DESC0024781

Extreme particle and heat fluxes within future commercial fusion reactors will exceed 10-20 MW/m2, demanding the most resilient material systems to survive prolonged operation. Materials must tolerate damage from high neutron and charged particle fluxes, and while refractory alloys are promising, sputtering of these materials risks cooling the plasma and disrupting operation. Liquid metals may help address many of these challenges, though maintaining a liquid coating on all surfaces is challenging, requiring resilient solid structures to be manufactured with microscale complexity. Plasma facing components coated in liquid metal (lithium) offer highly desirable properties that can address these issues. To create high-precision microscale structures from resilient refractory- based materials to support a liquid surface through capillary action, two advanced manufacturing technologies will be employed. The approach will combine the advantages of each, including improved thermo-mechanical properties from one and high precision small scale features of the other, resulting in a resilient, reliable porous plasma facing material to support a liquid interface with the plasma.
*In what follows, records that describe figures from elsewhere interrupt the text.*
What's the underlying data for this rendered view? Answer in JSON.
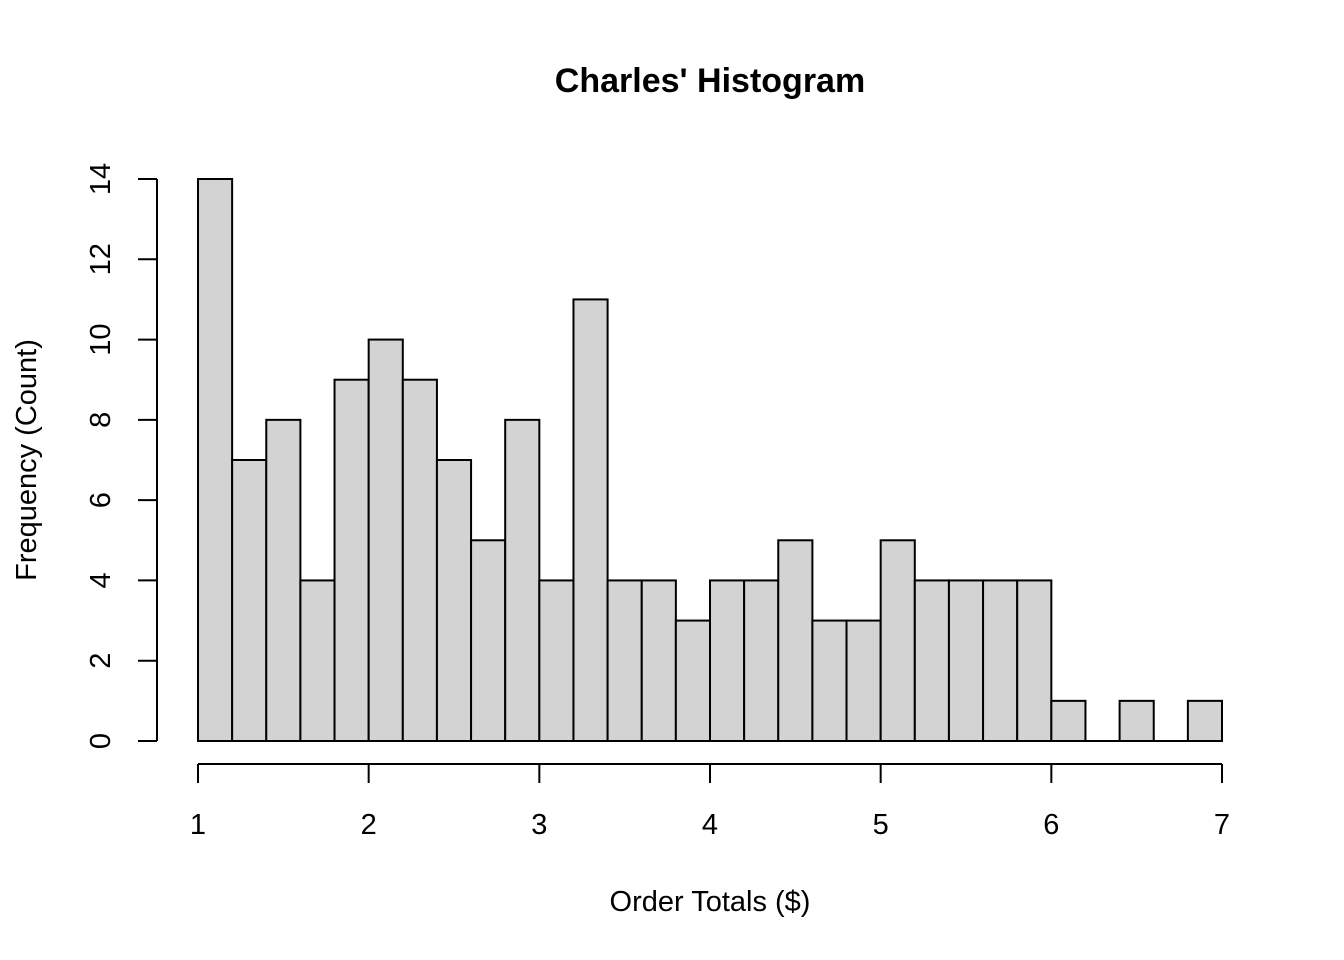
{
  "chart_data": {
    "type": "bar",
    "title": "Charles' Histogram",
    "xlabel": "Order Totals ($)",
    "ylabel": "Frequency (Count)",
    "bin_width": 0.2,
    "bin_start": 1.0,
    "values": [
      14,
      7,
      8,
      4,
      9,
      10,
      9,
      7,
      5,
      8,
      4,
      11,
      4,
      4,
      3,
      4,
      4,
      5,
      3,
      3,
      5,
      4,
      4,
      4,
      4,
      1,
      0,
      1,
      0,
      1
    ],
    "xlim": [
      1,
      7
    ],
    "ylim": [
      0,
      14
    ],
    "x_ticks": [
      1,
      2,
      3,
      4,
      5,
      6,
      7
    ],
    "y_ticks": [
      0,
      2,
      4,
      6,
      8,
      10,
      12,
      14
    ],
    "grid": false,
    "colors": {
      "bar_fill": "#d3d3d3",
      "bar_stroke": "#000000"
    }
  }
}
Phase I will address critical questions around the feasibility of merging these technologies, including microstructure and material properties, manufacturing precision and scale, and post-processing cleaning. Phase II will develop scaled production and test performance of the material with liquid metals under extreme conditions. Fusion is an abundant, affordable, and clean energy source will help to avoid climate disaster in the long run and ensure energy security. This project will not only enable liquid metal plasma facing components in appropriate fusion reactor designs, but also address complex components in reactors with solid components that face machining challenges with brittle materials. Tailored interfaces between solid and liquid metals at high temperatures have several other potential applications, such as thermal management systems in hypersonic vehicles.